Polki walczą w grupie B w Kosowie
Reprezentantki Polski do lat 19. w piłce ręcznej biorą udział w Mistrzostwach Europy w swojej kategorii wiekowej. Te rozgrywane są w Kosowie i na Litwie. Biało-czerwone trafiły do grupy B i rywalizują w Kosowie.
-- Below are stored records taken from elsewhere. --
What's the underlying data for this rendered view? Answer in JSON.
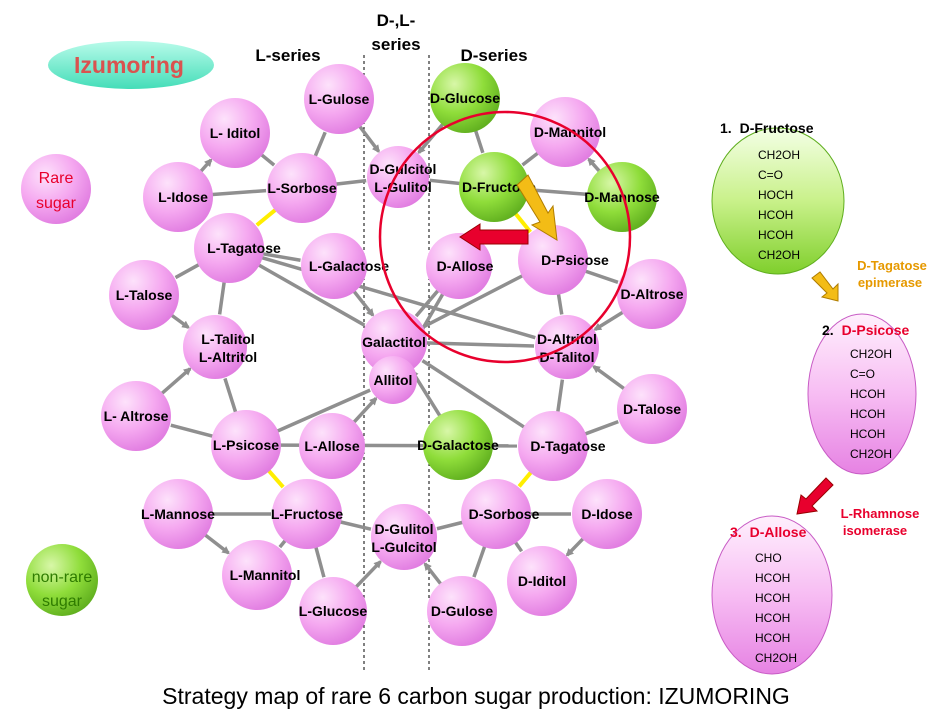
{
  "badge": {
    "label": "Izumoring",
    "text_color": "#d9534f"
  },
  "legend": {
    "rare": {
      "line1": "Rare",
      "line2": "sugar",
      "text_color": "#e8002d"
    },
    "non_rare": {
      "line1": "non-rare",
      "line2": "sugar",
      "text_color": "#3b8e00"
    }
  },
  "series": {
    "l": "L-series",
    "dl_line1": "D-,L-",
    "dl_line2": "series",
    "d": "D-series"
  },
  "nodes": {
    "l_gulose": "L-Gulose",
    "l_iditol": "L- Iditol",
    "l_idose": "L-Idose",
    "l_sorbose": "L-Sorbose",
    "d_gulcitol_line1": "D-Gulcitol",
    "d_gulcitol_line2": "L-Gulitol",
    "d_glucose": "D-Glucose",
    "d_mannitol": "D-Mannitol",
    "d_fructose": "D-Fructose",
    "d_mannose": "D-Mannose",
    "l_tagatose": "L-Tagatose",
    "l_galactose": "L-Galactose",
    "d_allose": "D-Allose",
    "d_psicose": "D-Psicose",
    "l_talose": "L-Talose",
    "d_altrose": "D-Altrose",
    "l_talitol_line1": "L-Talitol",
    "l_talitol_line2": "L-Altritol",
    "galactitol": "Galactitol",
    "d_altritol_line1": "D-Altritol",
    "d_altritol_line2": "D-Talitol",
    "allitol": "Allitol",
    "l_altrose": "L- Altrose",
    "d_talose": "D-Talose",
    "l_psicose": "L-Psicose",
    "l_allose": "L-Allose",
    "d_galactose": "D-Galactose",
    "d_tagatose": "D-Tagatose",
    "l_mannose": "L-Mannose",
    "l_fructose": "L-Fructose",
    "d_gulitol_line1": "D-Gulitol",
    "d_gulitol_line2": "L-Gulcitol",
    "d_sorbose": "D-Sorbose",
    "d_idose": "D-Idose",
    "l_mannitol": "L-Mannitol",
    "d_iditol": "D-Iditol",
    "l_glucose": "L-Glucose",
    "d_gulose": "D-Gulose"
  },
  "structures": {
    "s1": {
      "number": "1.",
      "name": "D-Fructose",
      "lines": [
        "CH2OH",
        "C=O",
        "HOCH",
        "HCOH",
        "HCOH",
        "CH2OH"
      ]
    },
    "s2": {
      "number": "2.",
      "name": "D-Psicose",
      "lines": [
        "CH2OH",
        "C=O",
        "HCOH",
        "HCOH",
        "HCOH",
        "CH2OH"
      ]
    },
    "s3": {
      "number": "3.",
      "name": "D-Allose",
      "lines": [
        "CHO",
        "HCOH",
        "HCOH",
        "HCOH",
        "HCOH",
        "CH2OH"
      ]
    }
  },
  "enzymes": {
    "e1_line1": "D-Tagatose",
    "e1_line2": "epimerase",
    "e1_color": "#e69900",
    "e2_line1": "L-Rhamnose",
    "e2_line2": "isomerase",
    "e2_color": "#e8002d"
  },
  "colors": {
    "rare_fill": "#f5a8f0",
    "non_rare_fill": "#88dd33",
    "edge": "#8f8f8f",
    "yellow_edge": "#ffee00",
    "highlight_circle": "#e8002d",
    "red_label": "#e8002d"
  },
  "caption": "Strategy map of rare 6 carbon sugar production: IZUMORING"
}
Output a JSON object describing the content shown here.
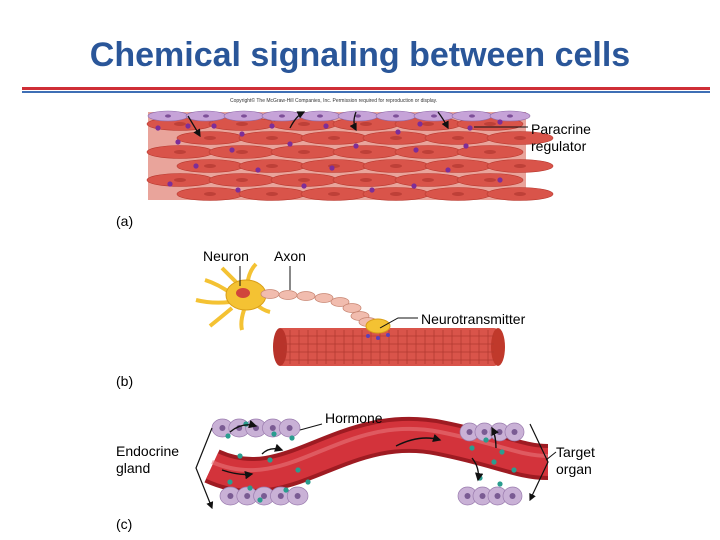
{
  "title": "Chemical signaling between cells",
  "copyright": "Copyright© The McGraw-Hill Companies, Inc. Permission required for reproduction or display.",
  "panel_a": {
    "letter": "(a)",
    "paracrine_line1": "Paracrine",
    "paracrine_line2": "regulator"
  },
  "panel_b": {
    "letter": "(b)",
    "neuron": "Neuron",
    "axon": "Axon",
    "neurotransmitter": "Neurotransmitter"
  },
  "panel_c": {
    "letter": "(c)",
    "hormone": "Hormone",
    "endocrine_line1": "Endocrine",
    "endocrine_line2": "gland",
    "target_line1": "Target",
    "target_line2": "organ"
  },
  "colors": {
    "title": "#2a5699",
    "muscle": "#d9544a",
    "vessel": "#c8232b",
    "regulator_dot": "#7d2e98",
    "hormone_dot": "#2a9d8f"
  }
}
W grupie poza Izraelem mają jeszcze Austrię i Łotwę. W swoim pierwszym meczu nie dały żadnych szans Izraelkom i wygrały z nimi aż 37:21. To tylko potwierdza ich potencjał i to, że podopieczne Marcina Bożka zaliczane są do faworytek zmagań. W drugim meczu grupowym Austriaczki również wysoko pokonały 37:22 Łotyszki.
W swoim drugim meczu biało-czerwone zmierzą się z Łotwą i mogą zagwarantować sobie awans do półfinału turnieju kwalifikacyjnego. Wystarczy, że wygrają. Spotkanie zaplanowano na poniedziałek 10 lipca. W ostatnim grupowym meczu w czwartek 13 lipca powalczą z Austriaczkami. Równolegle w grupie A rywalizują drużyny: Słowacji, Włoch, Finlandii, Kosowa i Wielkiej Brytanii. Pierwsze dwa zespoły z grupy B awansują do półfinałów turnieju kwalifikacyjnego.
Polska – Izrael 37:21 (14:15)
Walka o awans na Mistrzostwa Świata u-20
Podopieczne Marcina Bożka rywalizują nie tylko o wygranie turnieju kwalifikacyjnego i awans do dywizji B. Stawką jest również awans na przyszłoroczne mistrzostwa świata u-20. Zwycięzca turnieju kwalifikacyjnego z Kosowa zmierzy się w barażu z najlepszą drużyną turnieju z Litwy. Następnie zespół lepszy z tego spotkania awansuje na mistrzostwa świata u-20 2024, które odbędą się w Macedonii Północnej. Jest więc o co walczyć. Liczymy na to, że Polki do końca pozostaną w grze o MŚ.